Tiwary was promptly hired and moved back to India. The tech company was a stark contrast to Tiwary’s time at the 90-year-old Unilever. “The first time I walked into Amazon, they said we are doing an off-site the same day. Coming from from HUL, off-site for me meant going to some of the fanciest hotels. So, I got excited. Later, I realised that the off-site was in a conference room. It took me some time to get adjusted to Amazon’s culture,” says Tiwary.
He adds that there is no hierarchy at the e-commerce firm. For instance, when the conference room gets crowded, people have to sit on the floor. “I was probably the oldest person in that room and it is not easy to sit cross-legged for three hours. So, the first three to four months were challenging. I realised that everything in new-age companies is different,” he elaborates.
Culture of frugality
Tiwary also highlights the inherent culture of frugality at Amazon. “Everyone in Amazon flies economy. My reporting manager’s office would look like my office and so on. “The egalitarian concept and frugality are very strong. And over time you start appreciating it. it’s not that we pay people less, it is just a culture of saying if we have an extra dollar, we give it to the customer first and the sellers second,” he explains.
By now we are through with our drinks. Manish orders a dal and a tawa fried fish while we order some tandoori rotis and a mixed vegetably curry.
Talking about the impact of Amazon on his leadership style, Tiwary says, “I give a lot of importance to who I am, to where I come from, to what I learnt in HUL and then at Amazon.
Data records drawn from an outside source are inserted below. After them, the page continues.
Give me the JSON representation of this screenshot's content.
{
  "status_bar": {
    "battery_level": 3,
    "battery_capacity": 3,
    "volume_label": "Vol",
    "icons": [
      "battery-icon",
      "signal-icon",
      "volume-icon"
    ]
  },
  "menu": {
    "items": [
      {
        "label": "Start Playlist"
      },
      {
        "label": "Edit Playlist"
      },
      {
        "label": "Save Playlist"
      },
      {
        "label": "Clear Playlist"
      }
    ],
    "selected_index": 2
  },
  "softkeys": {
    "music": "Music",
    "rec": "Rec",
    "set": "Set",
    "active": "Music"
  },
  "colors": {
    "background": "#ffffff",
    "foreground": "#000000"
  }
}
It has taught me to be humble, be middle-class in thought, and be people-centric. There are some things in life you never compromise on like integrity, and employee-facing; in my previous company, I had to be distributor-facing, and in this company seller-facing. I think what got added on, is a much better framework on how to analyse decisions and make decisions. My mind has gotten trained to the very logical structured manner of working.”
Font and point
Illustrating one of Amazon’s operational styles which imbibed this quality in him, Tiwary notes that Amazon has an artefact called an internal press release. If anyone wants to suggest a new product launch, they have to write an internal press release on it. Incidentally, all of Amazon internal communication is on the Calibri 11 font. Yes, there is a particular font and particular point size which everybody uses as a standardised template.
Tiwary notes that there was an engineer in Amazon Transport in Delhi, who wrote a one-pager press release saying ‘I want to start a pharmacy business in India’. “The standardized artefact to raise a new idea is called an internal press release. If we didn’t have the artefact, someone would make a presentation, someone would write a note and you would not be able to digest it,” he elaborates.
He says that it is because of systems like this that a company as huge as Amazon is able to maintain a coherent company culture across geographies and teams.
Even as he juggles about expanding the market, taking competition on and managing regulatory issues, in his personal time, Tiwary is a marathon runner and a golf enthusiast. He is up 4:45 am every day for his daily one-hour run listening to an Apple podcast on Bhagavad Gita. He got into the habit of running when he was at Unilever and has never stopped since. He shares the joy of running with his family as well, who every year join him on a vacation to run marathons across the globe. Tiwary has run marathons in Budapest, Australia, and Ireland among other locations. For the marathon man, running Amazon India is just another race.